Patients (n=641) were randomized (allocation apparently concealed) to zafirlukast 160 mg in a single dose, zafirlukast 20 mg in a single dose, or placebo in a 1:1:2 ratio. All patients received 60 mg oral prednisone and additional doses of nebulized albuterol at 60, 120, and 180 minutes. After 3.5 hours in the ED, patients were re-evaluated, and it was determined whether they were ready for discharge or required additional care. Although physicians were encouraged to use standard criteria for this decision, the final decision was theirs alone.
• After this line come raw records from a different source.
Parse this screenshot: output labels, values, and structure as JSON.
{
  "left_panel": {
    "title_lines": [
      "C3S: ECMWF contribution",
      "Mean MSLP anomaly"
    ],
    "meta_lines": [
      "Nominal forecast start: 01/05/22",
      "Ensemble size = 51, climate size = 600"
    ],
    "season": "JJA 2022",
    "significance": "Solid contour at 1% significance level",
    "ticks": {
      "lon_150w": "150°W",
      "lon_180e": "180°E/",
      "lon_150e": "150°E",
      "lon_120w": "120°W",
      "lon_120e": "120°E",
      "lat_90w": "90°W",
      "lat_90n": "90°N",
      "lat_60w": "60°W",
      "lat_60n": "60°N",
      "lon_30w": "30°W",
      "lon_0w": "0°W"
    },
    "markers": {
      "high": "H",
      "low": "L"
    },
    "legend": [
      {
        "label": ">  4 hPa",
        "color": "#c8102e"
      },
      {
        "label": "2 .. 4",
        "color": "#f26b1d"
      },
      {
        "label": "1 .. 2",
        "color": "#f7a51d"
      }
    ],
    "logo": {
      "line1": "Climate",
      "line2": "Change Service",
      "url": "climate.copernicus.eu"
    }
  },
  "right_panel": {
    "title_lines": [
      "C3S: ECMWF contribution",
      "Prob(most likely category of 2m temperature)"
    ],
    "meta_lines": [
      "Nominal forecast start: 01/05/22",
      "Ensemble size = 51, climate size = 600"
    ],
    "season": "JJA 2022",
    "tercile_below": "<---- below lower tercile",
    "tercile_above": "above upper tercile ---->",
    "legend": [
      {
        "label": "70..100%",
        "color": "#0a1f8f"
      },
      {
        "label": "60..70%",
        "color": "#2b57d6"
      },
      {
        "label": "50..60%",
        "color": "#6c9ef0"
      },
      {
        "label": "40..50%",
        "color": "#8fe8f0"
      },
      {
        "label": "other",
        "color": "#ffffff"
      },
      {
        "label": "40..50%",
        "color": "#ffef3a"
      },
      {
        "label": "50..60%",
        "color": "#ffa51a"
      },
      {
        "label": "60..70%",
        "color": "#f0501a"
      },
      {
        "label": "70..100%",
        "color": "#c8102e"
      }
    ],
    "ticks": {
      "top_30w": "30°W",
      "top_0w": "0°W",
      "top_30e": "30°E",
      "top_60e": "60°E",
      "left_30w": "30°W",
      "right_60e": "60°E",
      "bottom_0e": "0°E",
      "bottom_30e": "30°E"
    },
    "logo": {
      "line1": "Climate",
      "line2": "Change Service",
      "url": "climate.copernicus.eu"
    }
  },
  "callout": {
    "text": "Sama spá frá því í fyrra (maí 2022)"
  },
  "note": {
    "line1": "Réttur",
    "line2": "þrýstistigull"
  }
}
Patients discharged from the ED after 4 hours entered a second phase of the study. Those who received any dose of zafirlukast continued to receive 20 mg twice per day (n=276), while patients who received placebo in the ED received matching placebo twice per day (n=270). All patients received 7 days of prednisone 20 mg twice a day, were given an albuterol inhaler, and told to resume any previous asthma medications other than leukotriene inhibitors.

The primary outcomes were the likelihood of relapse in the outpatient setting, defined as any unscheduled visit to the outpatient clinic or ED during the subsequent month, and the rate of requiring care beyond 4 hours in the ED for the initial visit (extended care). Patients kept a symptom diary during the month of outpatient followup, which was completed by 86% in the zafirlukast group and 81% in the placebo group. Groups were balanced at the start of the study, and analysis was by intention to treat.

Patients receiving 160 mg of zafirlukast (drug cost, approximately $10) were slightly less likely to require extended care in the ED than those receiving 20 mg or placebo (9.9%, 16.5%, and 15.0%, respectively; P=.05; number needed to treat [NNT]=20). Because we are not told how many patients actually required hospitalization, I suspect that there was no difference. During the outpatient follow-up period, patients who continued to receive zafirlukast were slightly less likely to relapse (23.6% vs 28.9%; P=.05; NNT=20). Regarding secondary outcomes, patients receiving the high-dose zafirlukast had a lower dyspnea score after 3.5 hours in the ED than those receiving either low-dose zafirlukast or placebo, and those taking zafirlukast during the outpatient follow-up period had small advantages over those taking placebo in the symptom diary scores, although these were of questionable clinical significance.